A NORMALIZAÇÃO DA SOCIEDADE E A CONSTITUIÇÃO DA PSICOLOGIA NO BRASIL NO SÉCULO XIX

Rodrigo Gondim Ferreira,
Universidade Federal de Goiás


RESUMO: Este trabalho constitui-se numa possibilidade de compreensão da formação da Psicologia enquanto campo de saber e enquanto instrumento de intervenção social. Deste modo, o presente trabalho tem como fundamento analisar todo o discurso histórico que envolveu a formação da psicologia no Brasil, desde o período colonial até fins do século XIX. Para tal objetivo, será analisado o papel da normalização da sociedade desde o momento das missões católicas de conversão dos infiéis até os processos institucionais instados pelo Estado Monárquico após a chegada da Coroa Portuguesa no Brasil (1808).
PALAVRAS-CHAVE: Norma. Discurso. Psicologia.

O DISCURSO HISTÓRICO: OS ANTECEDENTES PARA A FORMAÇÃO DA PSICOLOGIA NO BRASIL

Quando se trata de analisar a história do Brasil, passa-se a compreender como se constituiu as diversas instituições que marcam a contemporaneidade brasileira. O primeiro momento dessa análise volta-se para o período colonial, quando os portugueses cruzaram o Atlântico e desembarcaram em novas terras o que, por si só, se tornou um grande feito para a era moderna:
A descoberta da Améria talvez tenha sido o feito mais espantoso da história dos homens: abria as portas de um novo tempo, diferente de todos os outros – a nenhum semelhante, dizia Las Casas –, somava às já conhecidas África e Ásia uma nova porção do globo, conferia aos homens a totalidade de que eram parte. (SOUZA, 1986, p. 21)
Em meados do século XV e ao longo do século XVI, os europeus estavam empenhados na expansão marítima. Esta expansão tinha como fundamento econômico o Mercantilismo, isto é, a Europa vivia um momento em que a riqueza era medida pela quantidade de metais preciosos que cada monarquia possuía; e, um outro fundamento que levou a tal expansão foi o imaginário religioso da época, no qual era preponderante a expansão da religião católica e a conversão dos infiéis ao cristianismo.

A descoberta do Brasil entrelaça-se na ultramarina expansão comercial portuguesa. Episódio, bem verdade, perturbador e original, incapaz de se articular totalmente nas navegações africanas e asiáticas. Diante do português emergiu não apenas um mundo novo, mas também um mundo diferente, que deveria, além da descoberta, suscitar a invenção de modelos de pensamento e de ação. O primeiro golpe de vista, embaraçado com a realidade exótica, irredutível aos esquemas tradicionais, apenas revelou a esperança de novos caminhos dentro do pisado quadro mercantilista. O descobridor, antes de ver a terra, antes de estudar as gentes, antes de sentir a presença da religião, queria saber de ouro e prata. (FAORO, 2001, p. 116)

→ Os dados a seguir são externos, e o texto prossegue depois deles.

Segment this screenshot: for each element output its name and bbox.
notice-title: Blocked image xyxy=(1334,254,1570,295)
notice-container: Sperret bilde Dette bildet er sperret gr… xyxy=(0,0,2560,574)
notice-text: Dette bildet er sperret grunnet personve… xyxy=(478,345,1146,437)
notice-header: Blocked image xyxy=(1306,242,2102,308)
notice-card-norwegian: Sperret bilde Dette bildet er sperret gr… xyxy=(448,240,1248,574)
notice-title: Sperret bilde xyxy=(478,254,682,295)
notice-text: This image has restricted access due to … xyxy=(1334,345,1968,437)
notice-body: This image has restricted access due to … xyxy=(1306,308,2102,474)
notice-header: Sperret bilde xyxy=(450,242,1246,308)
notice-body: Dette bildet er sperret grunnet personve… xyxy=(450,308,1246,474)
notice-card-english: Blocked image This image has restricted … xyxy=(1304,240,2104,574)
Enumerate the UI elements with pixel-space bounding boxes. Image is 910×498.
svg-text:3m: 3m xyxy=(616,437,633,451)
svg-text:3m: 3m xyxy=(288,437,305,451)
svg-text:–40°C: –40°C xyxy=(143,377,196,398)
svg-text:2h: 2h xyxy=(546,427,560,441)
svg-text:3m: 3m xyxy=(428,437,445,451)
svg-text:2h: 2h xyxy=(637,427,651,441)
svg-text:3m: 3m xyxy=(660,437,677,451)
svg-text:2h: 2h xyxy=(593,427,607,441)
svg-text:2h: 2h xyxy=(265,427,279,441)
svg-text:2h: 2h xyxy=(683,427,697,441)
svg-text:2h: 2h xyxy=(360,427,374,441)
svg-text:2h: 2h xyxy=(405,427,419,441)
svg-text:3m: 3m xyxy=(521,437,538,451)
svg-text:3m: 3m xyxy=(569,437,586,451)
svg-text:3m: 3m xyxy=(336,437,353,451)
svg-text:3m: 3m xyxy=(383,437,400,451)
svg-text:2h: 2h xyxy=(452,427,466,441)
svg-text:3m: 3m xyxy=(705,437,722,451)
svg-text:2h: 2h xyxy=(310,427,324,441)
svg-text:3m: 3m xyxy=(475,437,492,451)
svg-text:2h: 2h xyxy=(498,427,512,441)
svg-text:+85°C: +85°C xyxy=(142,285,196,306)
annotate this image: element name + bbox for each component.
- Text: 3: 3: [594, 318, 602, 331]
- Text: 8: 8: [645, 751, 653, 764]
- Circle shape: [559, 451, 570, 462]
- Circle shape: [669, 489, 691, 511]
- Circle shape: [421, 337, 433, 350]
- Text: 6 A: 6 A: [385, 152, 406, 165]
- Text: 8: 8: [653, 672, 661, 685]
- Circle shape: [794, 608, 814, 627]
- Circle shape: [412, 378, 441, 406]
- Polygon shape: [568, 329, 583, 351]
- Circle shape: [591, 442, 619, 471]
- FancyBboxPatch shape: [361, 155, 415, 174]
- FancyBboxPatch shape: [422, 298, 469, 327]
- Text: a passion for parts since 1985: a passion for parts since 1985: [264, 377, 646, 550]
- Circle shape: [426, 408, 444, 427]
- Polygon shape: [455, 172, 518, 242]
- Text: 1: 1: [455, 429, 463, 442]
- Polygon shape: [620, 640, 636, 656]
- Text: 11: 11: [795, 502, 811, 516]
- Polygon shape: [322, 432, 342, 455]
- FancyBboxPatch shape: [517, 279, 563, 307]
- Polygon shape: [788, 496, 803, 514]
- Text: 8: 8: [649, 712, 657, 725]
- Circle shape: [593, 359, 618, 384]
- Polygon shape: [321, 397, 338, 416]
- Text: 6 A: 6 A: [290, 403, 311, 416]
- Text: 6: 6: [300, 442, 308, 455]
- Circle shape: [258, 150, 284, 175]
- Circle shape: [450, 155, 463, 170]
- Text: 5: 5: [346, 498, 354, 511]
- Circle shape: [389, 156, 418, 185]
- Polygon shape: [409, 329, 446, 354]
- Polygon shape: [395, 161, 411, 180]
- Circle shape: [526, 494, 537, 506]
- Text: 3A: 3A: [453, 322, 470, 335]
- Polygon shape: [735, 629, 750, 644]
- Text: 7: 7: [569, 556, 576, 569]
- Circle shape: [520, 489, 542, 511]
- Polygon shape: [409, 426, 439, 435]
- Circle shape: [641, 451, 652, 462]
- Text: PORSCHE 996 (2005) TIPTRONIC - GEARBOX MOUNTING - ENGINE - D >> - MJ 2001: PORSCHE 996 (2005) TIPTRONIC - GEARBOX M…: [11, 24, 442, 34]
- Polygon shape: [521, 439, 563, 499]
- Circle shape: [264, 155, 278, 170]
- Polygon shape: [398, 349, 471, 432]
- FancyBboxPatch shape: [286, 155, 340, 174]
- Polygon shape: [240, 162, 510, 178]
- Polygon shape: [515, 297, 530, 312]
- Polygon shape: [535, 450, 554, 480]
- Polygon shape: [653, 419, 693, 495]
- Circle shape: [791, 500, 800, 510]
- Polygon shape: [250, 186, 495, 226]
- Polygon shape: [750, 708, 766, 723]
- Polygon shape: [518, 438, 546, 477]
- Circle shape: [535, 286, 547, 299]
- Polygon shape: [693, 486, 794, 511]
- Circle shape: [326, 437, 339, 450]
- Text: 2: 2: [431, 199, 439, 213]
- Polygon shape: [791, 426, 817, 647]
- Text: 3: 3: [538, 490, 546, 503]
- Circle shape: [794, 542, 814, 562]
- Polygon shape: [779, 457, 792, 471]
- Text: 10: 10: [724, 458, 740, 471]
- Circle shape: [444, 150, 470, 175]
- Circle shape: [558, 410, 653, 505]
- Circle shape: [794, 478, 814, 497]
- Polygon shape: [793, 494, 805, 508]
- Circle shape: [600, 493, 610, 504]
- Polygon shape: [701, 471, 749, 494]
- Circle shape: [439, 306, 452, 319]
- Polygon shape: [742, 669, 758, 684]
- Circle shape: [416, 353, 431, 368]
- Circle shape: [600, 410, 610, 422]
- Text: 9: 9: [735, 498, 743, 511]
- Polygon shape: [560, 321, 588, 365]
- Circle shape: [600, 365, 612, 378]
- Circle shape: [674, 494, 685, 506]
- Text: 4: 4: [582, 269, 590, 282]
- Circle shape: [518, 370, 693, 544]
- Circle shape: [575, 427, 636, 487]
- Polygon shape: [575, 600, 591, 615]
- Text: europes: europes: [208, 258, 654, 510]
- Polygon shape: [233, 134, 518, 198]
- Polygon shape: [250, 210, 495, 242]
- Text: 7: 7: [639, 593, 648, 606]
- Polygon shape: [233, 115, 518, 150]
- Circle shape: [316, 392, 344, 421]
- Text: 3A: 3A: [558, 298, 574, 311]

Com a chegada dos portugueses em terras do outro lado do Atlântico e os primeiros contatos com os grupos indígenas, as duas premissas da expansão ultramarina portuguesa estavam à sua disposição: terras e riquezas para explorarem e a expansão da fé católica junto aos índios. Aliás, o primeiro grande esforço da empresa de colonização portuguesa foi o de cristianizar: a catequização dos índios se tornou prioridade para os portugueses que não possuiam, num primeiro momento, os instrumentos necessários para iniciar a exploração econômica da nova colônia.
Ao longo do período colonial os portugueses mantiveram-se firmes quanto aos seus dois propósitos: explorar comercialmente a sua colônia e garantir a expansão e consolidação da religião católica entre os povos indígenas. Esses duas ações vão ao encontro do papel que a coroa portuguesa delineará em relação à saúde da população e à psicologia.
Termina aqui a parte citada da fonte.